I can't explain what a high it was and how exhilarating to have everyone do what I just told them to do. Then I said "You can't cheer sitting down, you all need to stand up!" That's right, back in the day people actually sat down during the games... So then everyone got up... again, I was thinking to myself "wow, they're doing what I'm saying." So we did another Go Bears! and that is how it all started... So a little later Miami was about to punt and I got everyone chanting "Block that kick! Block that kick!" and you know what, we blocked the punt!!! The crowd went wild, and while I am sure it was unrelated, it got everyone thinking they could have an impact on the game.
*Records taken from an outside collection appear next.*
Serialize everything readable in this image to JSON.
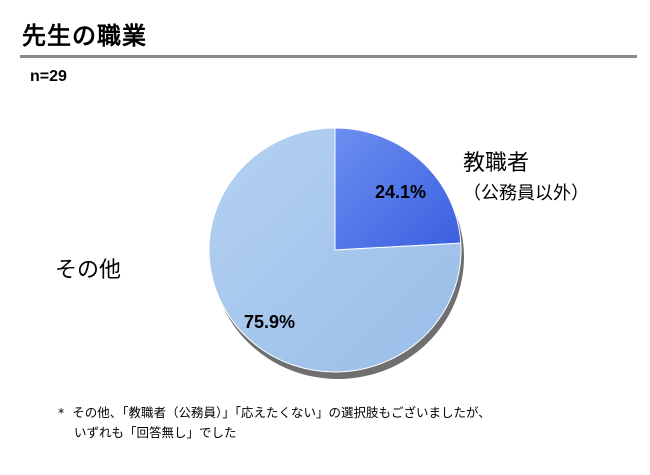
{
  "title": "先生の職業",
  "sample_size": "n=29",
  "chart_data": {
    "type": "pie",
    "title": "",
    "slices": [
      {
        "label": "教職者",
        "sublabel": "（公務員以外）",
        "value": 24.1,
        "value_label": "24.1%",
        "color": "#4a72e6"
      },
      {
        "label": "その他",
        "sublabel": "",
        "value": 75.9,
        "value_label": "75.9%",
        "color": "#a4c6ec"
      }
    ],
    "start_angle": "12 o'clock",
    "direction": "clockwise"
  },
  "footnote": {
    "marker": "*",
    "line1": "その他、「教職者（公務員）」「応えたくない」の選択肢もございましたが、",
    "line2": "いずれも「回答無し」でした"
  }
}
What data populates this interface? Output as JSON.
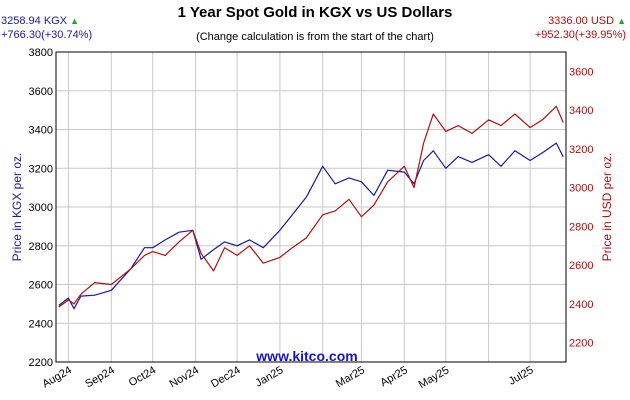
{
  "header": {
    "title": "1 Year Spot Gold in KGX vs US Dollars",
    "subtitle": "(Change calculation is from the start of the chart)",
    "kgx_price": "3258.94 KGX",
    "kgx_change": "+766.30(+30.74%)",
    "usd_price": "3336.00 USD",
    "usd_change": "+952.30(+39.95%)"
  },
  "watermark": "www.kitco.com",
  "colors": {
    "kgx": "#1a1a9e",
    "usd": "#b01010",
    "up_arrow": "#2aa12a",
    "grid": "#c8c8c8"
  },
  "chart_data": {
    "type": "line",
    "title": "1 Year Spot Gold in KGX vs US Dollars",
    "y_left": {
      "label": "Price in KGX per oz.",
      "min": 2200,
      "max": 3800,
      "ticks": [
        2200,
        2400,
        2600,
        2800,
        3000,
        3200,
        3400,
        3600,
        3800
      ]
    },
    "y_right": {
      "label": "Price in USD per oz.",
      "min": 2100,
      "max": 3700,
      "ticks": [
        2200,
        2400,
        2600,
        2800,
        3000,
        3200,
        3400,
        3600
      ]
    },
    "x_labels": [
      "Aug24",
      "Sep24",
      "Oct24",
      "Nov24",
      "Dec24",
      "Jan25",
      "Mar25",
      "Apr25",
      "May25",
      "Jul25"
    ],
    "grid": true,
    "series": [
      {
        "name": "KGX",
        "axis": "left",
        "x": [
          "2024-07-25",
          "2024-08-01",
          "2024-08-05",
          "2024-08-10",
          "2024-08-20",
          "2024-09-01",
          "2024-09-15",
          "2024-09-25",
          "2024-10-01",
          "2024-10-10",
          "2024-10-20",
          "2024-10-30",
          "2024-11-05",
          "2024-11-14",
          "2024-11-22",
          "2024-12-01",
          "2024-12-10",
          "2024-12-20",
          "2025-01-01",
          "2025-01-10",
          "2025-01-20",
          "2025-02-01",
          "2025-02-10",
          "2025-02-20",
          "2025-03-01",
          "2025-03-10",
          "2025-03-20",
          "2025-04-01",
          "2025-04-08",
          "2025-04-15",
          "2025-04-22",
          "2025-05-01",
          "2025-05-10",
          "2025-05-20",
          "2025-06-01",
          "2025-06-10",
          "2025-06-20",
          "2025-07-01",
          "2025-07-10",
          "2025-07-20",
          "2025-07-25"
        ],
        "values": [
          2492,
          2530,
          2475,
          2540,
          2545,
          2570,
          2680,
          2790,
          2790,
          2830,
          2870,
          2880,
          2730,
          2780,
          2820,
          2800,
          2830,
          2790,
          2880,
          2960,
          3050,
          3210,
          3120,
          3150,
          3130,
          3060,
          3190,
          3180,
          3120,
          3240,
          3290,
          3200,
          3260,
          3230,
          3270,
          3210,
          3290,
          3240,
          3280,
          3330,
          3259
        ]
      },
      {
        "name": "USD",
        "axis": "right",
        "x": [
          "2024-07-25",
          "2024-08-01",
          "2024-08-05",
          "2024-08-10",
          "2024-08-20",
          "2024-09-01",
          "2024-09-15",
          "2024-09-25",
          "2024-10-01",
          "2024-10-10",
          "2024-10-20",
          "2024-10-30",
          "2024-11-05",
          "2024-11-14",
          "2024-11-22",
          "2024-12-01",
          "2024-12-10",
          "2024-12-20",
          "2025-01-01",
          "2025-01-10",
          "2025-01-20",
          "2025-02-01",
          "2025-02-10",
          "2025-02-20",
          "2025-03-01",
          "2025-03-10",
          "2025-03-20",
          "2025-04-01",
          "2025-04-08",
          "2025-04-15",
          "2025-04-22",
          "2025-05-01",
          "2025-05-10",
          "2025-05-20",
          "2025-06-01",
          "2025-06-10",
          "2025-06-20",
          "2025-07-01",
          "2025-07-10",
          "2025-07-20",
          "2025-07-25"
        ],
        "values": [
          2384,
          2420,
          2400,
          2450,
          2510,
          2500,
          2580,
          2650,
          2670,
          2650,
          2720,
          2780,
          2660,
          2570,
          2690,
          2650,
          2700,
          2610,
          2640,
          2690,
          2740,
          2860,
          2880,
          2940,
          2850,
          2910,
          3030,
          3110,
          3000,
          3230,
          3380,
          3290,
          3320,
          3280,
          3350,
          3320,
          3380,
          3310,
          3350,
          3420,
          3336
        ]
      }
    ]
  }
}
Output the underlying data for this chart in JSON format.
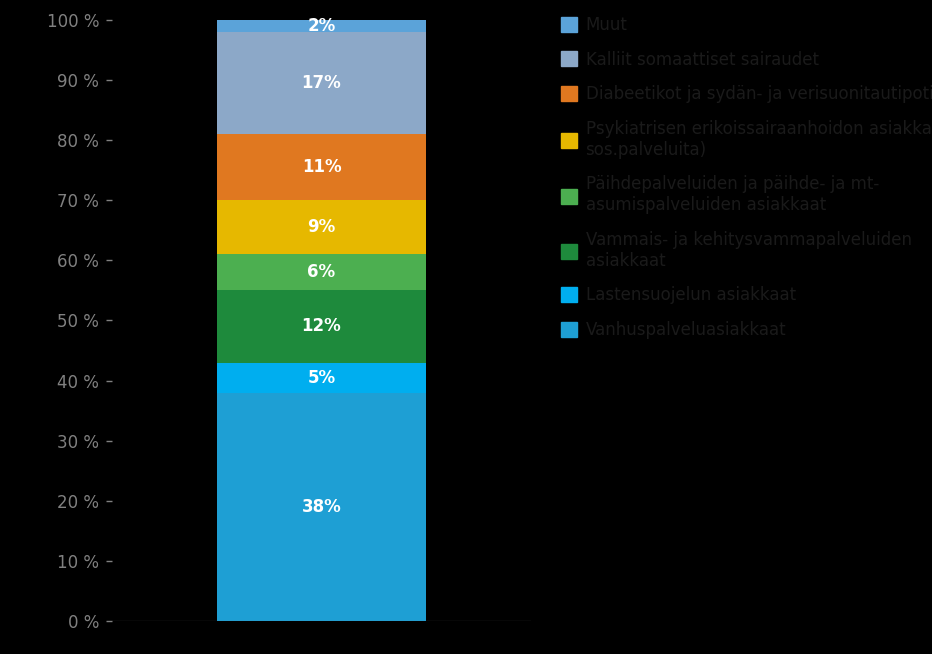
{
  "segments": [
    {
      "label": "Vanhuspalveluasiakkaat",
      "value": 38,
      "color": "#1E9FD4"
    },
    {
      "label": "Lastensuojelun asiakkaat",
      "value": 5,
      "color": "#00AEEF"
    },
    {
      "label": "Vammais- ja kehitysvammapalveluiden\nasiakkaat",
      "value": 12,
      "color": "#1E8A3C"
    },
    {
      "label": "Päihdepalveluiden ja päihde- ja mt-\nasumispalveluiden asiakkaat",
      "value": 6,
      "color": "#4CAF50"
    },
    {
      "label": "Psykiatrisen erikoissairaanhoidon asiakkaat (ei\nsos.palveluita)",
      "value": 9,
      "color": "#E6B800"
    },
    {
      "label": "Diabeetikot ja sydän- ja verisuonitautipotilaat",
      "value": 11,
      "color": "#E07820"
    },
    {
      "label": "Kalliit somaattiset sairaudet",
      "value": 17,
      "color": "#8CA8C8"
    },
    {
      "label": "Muut",
      "value": 2,
      "color": "#5BA3D9"
    }
  ],
  "background_color": "#000000",
  "ytick_color": "#808080",
  "text_color": "#FFFFFF",
  "legend_text_color": "#1A1A1A",
  "label_fontsize": 12,
  "pct_fontsize": 12,
  "ytick_labels": [
    "0 %",
    "10 %",
    "20 %",
    "30 %",
    "40 %",
    "50 %",
    "60 %",
    "70 %",
    "80 %",
    "90 %",
    "100 %"
  ],
  "bar_width": 0.5
}
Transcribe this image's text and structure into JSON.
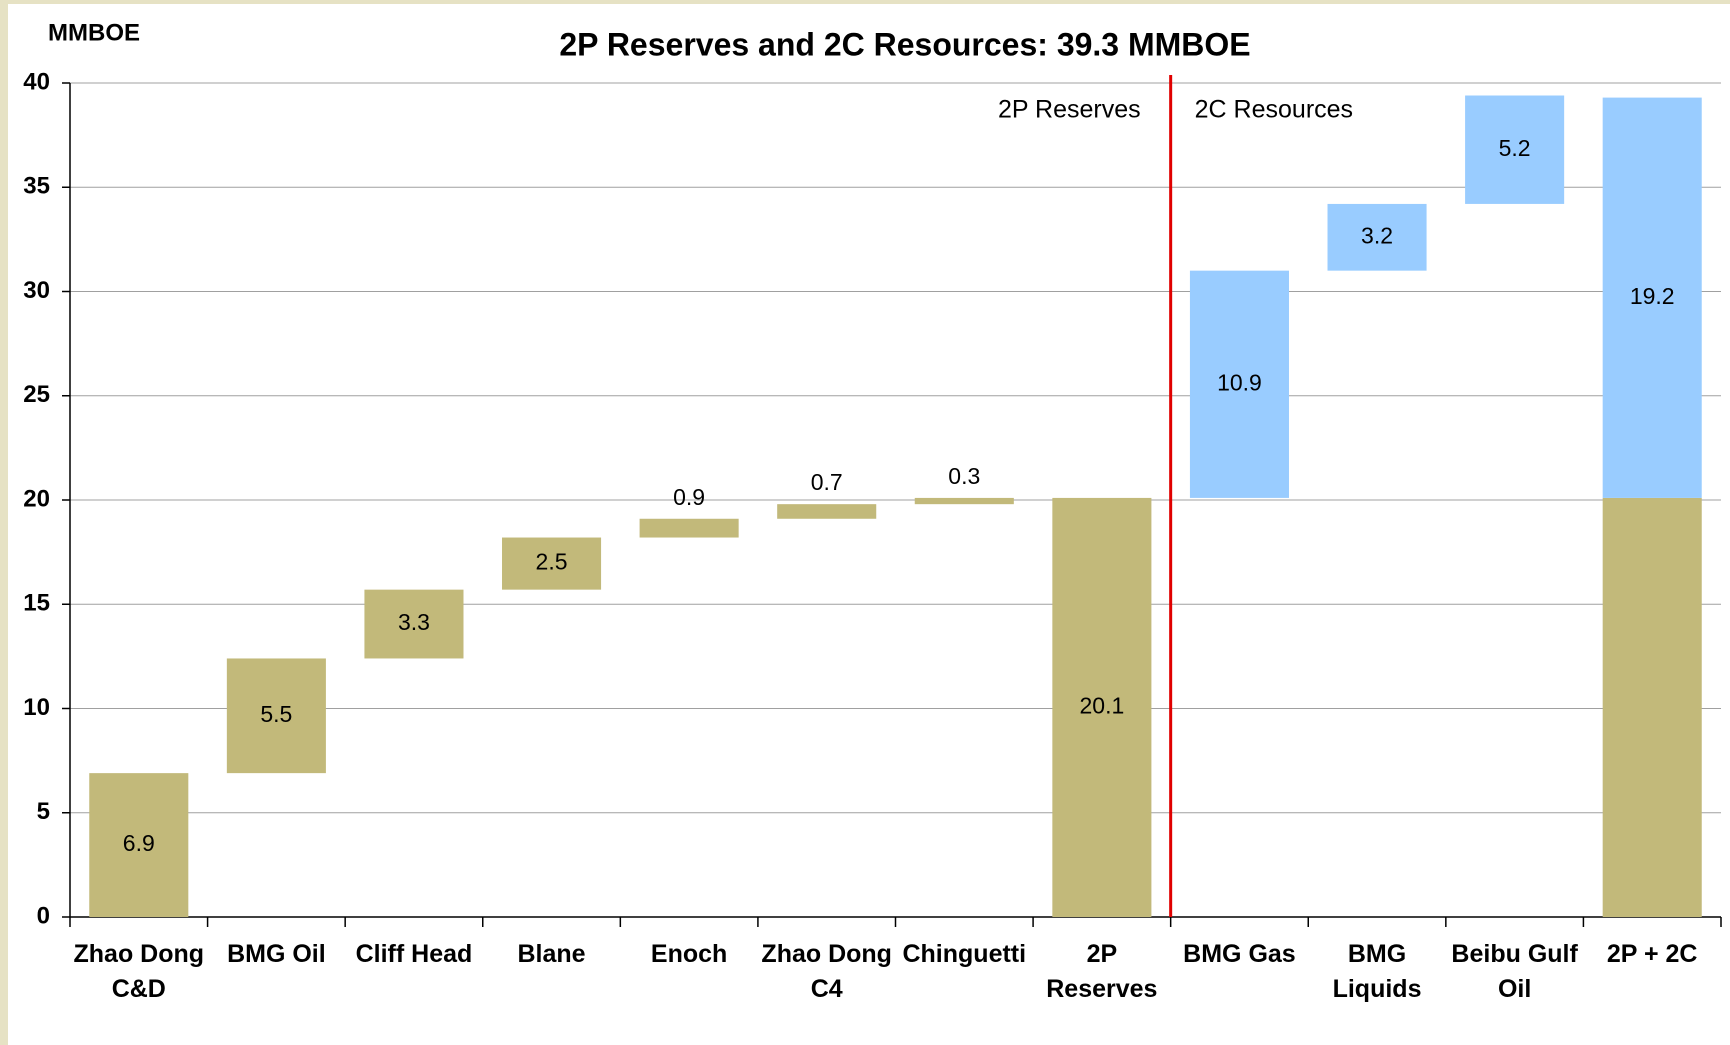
{
  "chart_data": {
    "type": "waterfall",
    "title": "2P Reserves and 2C Resources: 39.3 MMBOE",
    "y_label": "MMBOE",
    "categories": [
      "Zhao Dong C&D",
      "BMG Oil",
      "Cliff Head",
      "Blane",
      "Enoch",
      "Zhao Dong C4",
      "Chinguetti",
      "2P Reserves",
      "BMG Gas",
      "BMG Liquids",
      "Beibu Gulf Oil",
      "2P + 2C"
    ],
    "kinds": [
      "step",
      "step",
      "step",
      "step",
      "step",
      "step",
      "step",
      "total",
      "step",
      "step",
      "step",
      "total"
    ],
    "series": [
      {
        "name": "2P Reserves",
        "color": "#c2b97a",
        "values": [
          6.9,
          5.5,
          3.3,
          2.5,
          0.9,
          0.7,
          0.3,
          20.1,
          null,
          null,
          null,
          20.1
        ]
      },
      {
        "name": "2C Resources",
        "color": "#99ccff",
        "values": [
          null,
          null,
          null,
          null,
          null,
          null,
          null,
          null,
          10.9,
          3.2,
          5.2,
          19.2
        ]
      }
    ],
    "ylim": [
      0,
      40
    ],
    "yticks": [
      0,
      5,
      10,
      15,
      20,
      25,
      30,
      35,
      40
    ],
    "grid": true
  }
}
It was awesome.
He shares one of his favorite memories:
On our way back we stopped by the office where I worked while I was at CAL. Now across Harrison Street was the GAP HQ. So from my office I could see Don Fisher, CEO and founder of the GAP as well as huge CAL alum - was in his office. So down on the street I had the band play the fight song up towards Don's office... He looked out his 6th floor window and pumped his fist, which was cool. But as we were getting on the bus, Don came running across the street to thank us and play another song. I mean, how cool is that? This titan of American business, the owner of one of the iconic American brands that is - literally - a part of the very fabric of America, dropped what he was doing and rushed down to the street because he was so excited about hearing the CAL band! That is the kind of stuff I just love.